Release Date: 4/8
When The Lumineers released their self-titled debut album in 2012, they drew comparisons to bands like Mumford & Sons but made a name for themselves with their own simplistic, rustic folk sound. Four years later, The Lumineers’ second album, “Cleopatra,” ushers in a darker, moodier tone that displays the band’s growth while preserving their previously established identity.
Although “Cleopatra” retains the unmistakable indie folk sound that The Lumineers became known for, it abandons the jukebox, 1920s parlor sound that permeated the previous album. Gone are the clapping, stomping and ragtime melodies; instead, there’s a more prominent use of drums and electric guitars that allow the album to sound more contemporary, as heard in “Sleep on the Floor” and “Gale Song.” Still, “Cleopatra” relies on instruments like the piano and tambourine to remind us of their traditional folk roots. The album’s first single, “Ophelia,” demonstrates the fusion of the contemporary and traditional by combining ominous drum-filled verses with the upbeat piano chorus. But what ties all the songs together is lead singer Wesley Schultz, whose hollow, breathy vocals maintain the same soulful vibe running throughout the album while fluctuating between trills and high notes to keep it riveting.

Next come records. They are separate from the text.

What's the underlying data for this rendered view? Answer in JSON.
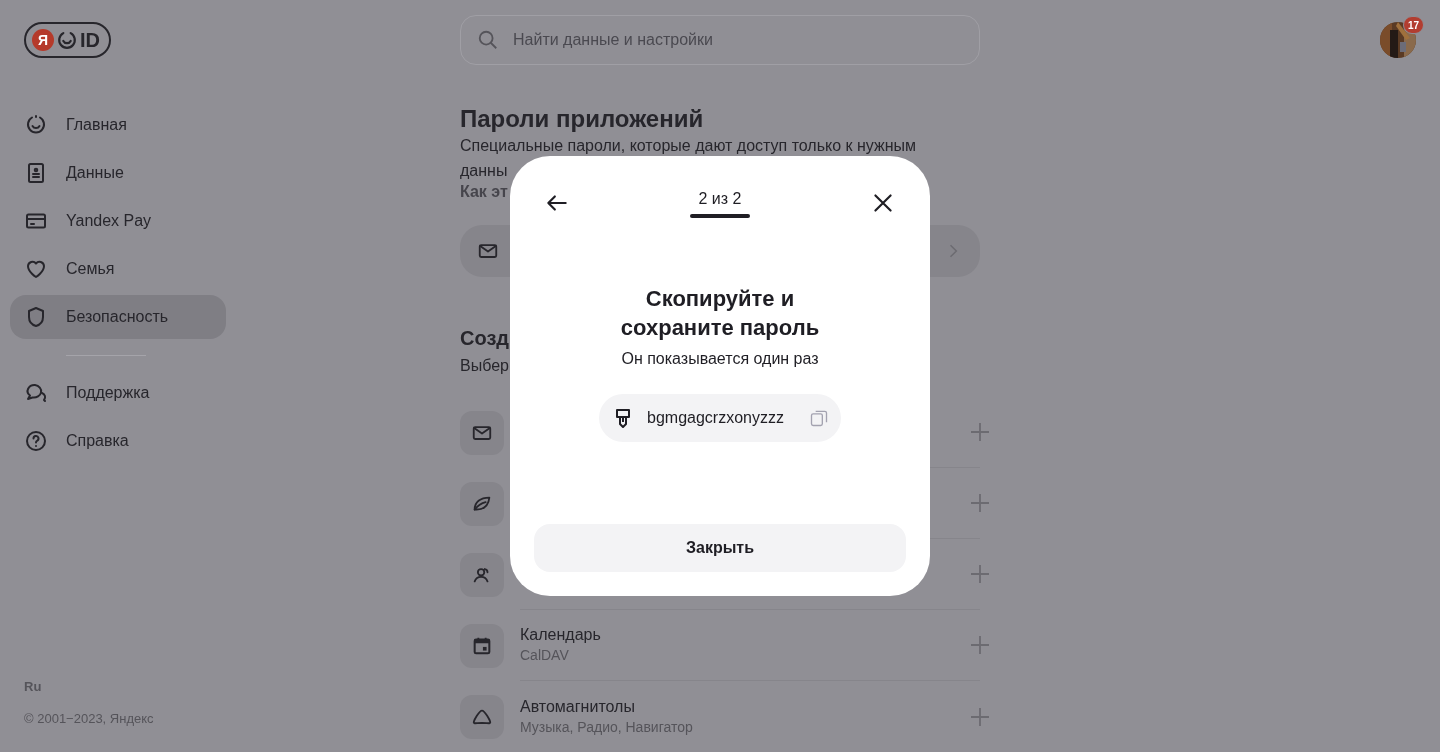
{
  "logo": {
    "mark": "Я",
    "text": "ID"
  },
  "search": {
    "placeholder": "Найти данные и настройки"
  },
  "avatar": {
    "badge": "17"
  },
  "sidebar": {
    "items": [
      {
        "label": "Главная",
        "selected": false
      },
      {
        "label": "Данные",
        "selected": false
      },
      {
        "label": "Yandex Pay",
        "selected": false
      },
      {
        "label": "Семья",
        "selected": false
      },
      {
        "label": "Безопасность",
        "selected": true
      }
    ],
    "secondary": [
      {
        "label": "Поддержка",
        "selected": false
      },
      {
        "label": "Справка",
        "selected": false
      }
    ],
    "language": "Ru",
    "copyright": "© 2001−2023, Яндекс"
  },
  "page": {
    "title": "Пароли приложений",
    "description": [
      "Специальные пароли, которые дают доступ только к нужным",
      "данны"
    ],
    "link": "Как эт",
    "section_title": "Созд",
    "section_subtitle": "Выбер",
    "rows": [
      {},
      {},
      {},
      {
        "title": "Календарь",
        "subtitle": "CalDAV"
      },
      {
        "title": "Автомагнитолы",
        "subtitle": "Музыка, Радио, Навигатор"
      }
    ]
  },
  "modal": {
    "step": "2 из 2",
    "title": "Скопируйте и сохраните пароль",
    "subtitle": "Он показывается один раз",
    "password": "bgmgagcrzxonyzzz",
    "button": "Закрыть"
  }
}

However, the defining factor of “Cleopatra” is its incredibly poetic and storytelling lyrics that are narrated by various characters. For example, the titular song “Cleopatra” is based on a real taxi driver, following her life story from “I was Cleopatra, I was young and an actress” to “Now a nurse in white shoes leads me back to my guestroom/It’s a bed and a bathroom/And a place for the end.” Many of these stories have tragic endings: in “Long Way From Home,” a man sees his hospital roommate die (“More morphine, the last words you moaned/At last I was sure/That you weren’t far away from home”). The Lumineers do a brilliant job of matching the emotional weight of each story with the somber ambience of each song, and their lyrical strength lends to the poignant, subdued tone of the whole album.

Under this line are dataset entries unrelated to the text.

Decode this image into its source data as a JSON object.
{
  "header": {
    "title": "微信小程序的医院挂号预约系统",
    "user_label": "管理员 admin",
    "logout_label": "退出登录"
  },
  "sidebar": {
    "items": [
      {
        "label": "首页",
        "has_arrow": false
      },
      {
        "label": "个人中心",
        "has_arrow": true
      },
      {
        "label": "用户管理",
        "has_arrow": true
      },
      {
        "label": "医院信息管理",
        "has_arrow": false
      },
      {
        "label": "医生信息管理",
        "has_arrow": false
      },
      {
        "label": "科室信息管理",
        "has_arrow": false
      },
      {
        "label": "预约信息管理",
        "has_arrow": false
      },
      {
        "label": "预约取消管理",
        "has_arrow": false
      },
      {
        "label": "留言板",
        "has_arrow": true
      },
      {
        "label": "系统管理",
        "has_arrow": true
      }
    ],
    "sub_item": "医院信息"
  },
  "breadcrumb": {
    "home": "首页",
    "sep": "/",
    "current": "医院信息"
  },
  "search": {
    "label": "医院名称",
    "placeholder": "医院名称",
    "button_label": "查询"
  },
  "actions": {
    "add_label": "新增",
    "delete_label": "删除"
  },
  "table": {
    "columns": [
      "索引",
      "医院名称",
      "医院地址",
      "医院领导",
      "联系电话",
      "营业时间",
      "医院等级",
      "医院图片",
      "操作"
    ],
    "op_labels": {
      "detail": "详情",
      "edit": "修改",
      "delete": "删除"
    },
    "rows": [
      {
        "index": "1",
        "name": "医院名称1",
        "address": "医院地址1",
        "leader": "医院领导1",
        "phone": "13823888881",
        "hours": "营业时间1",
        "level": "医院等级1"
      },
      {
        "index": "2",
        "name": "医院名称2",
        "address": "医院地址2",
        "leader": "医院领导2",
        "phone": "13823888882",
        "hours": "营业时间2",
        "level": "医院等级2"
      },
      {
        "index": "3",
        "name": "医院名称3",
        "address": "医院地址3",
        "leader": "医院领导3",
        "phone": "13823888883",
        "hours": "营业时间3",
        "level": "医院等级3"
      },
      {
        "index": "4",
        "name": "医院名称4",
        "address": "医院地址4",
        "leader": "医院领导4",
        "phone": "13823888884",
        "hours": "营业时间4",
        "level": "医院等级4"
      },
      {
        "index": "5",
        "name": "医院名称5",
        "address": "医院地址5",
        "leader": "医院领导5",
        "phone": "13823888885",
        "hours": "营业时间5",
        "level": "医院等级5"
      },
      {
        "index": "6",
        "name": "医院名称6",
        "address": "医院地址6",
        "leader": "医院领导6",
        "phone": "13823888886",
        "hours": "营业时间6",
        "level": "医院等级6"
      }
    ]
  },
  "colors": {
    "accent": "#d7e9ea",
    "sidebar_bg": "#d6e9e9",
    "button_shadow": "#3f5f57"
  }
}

Clearly, The Lumineers have evolved from upbeat, toe-tapping folk to a heavier, more refined sound. There isn’t a blatant radio-ready hit single that compares to “Ho Hey,” but the band succeeds in delivering heartfelt stories and contemplative tunes. In short, “Cleopatra” is an immensely enjoyable album that fans of The Lumineers and folk music in general can be excited about.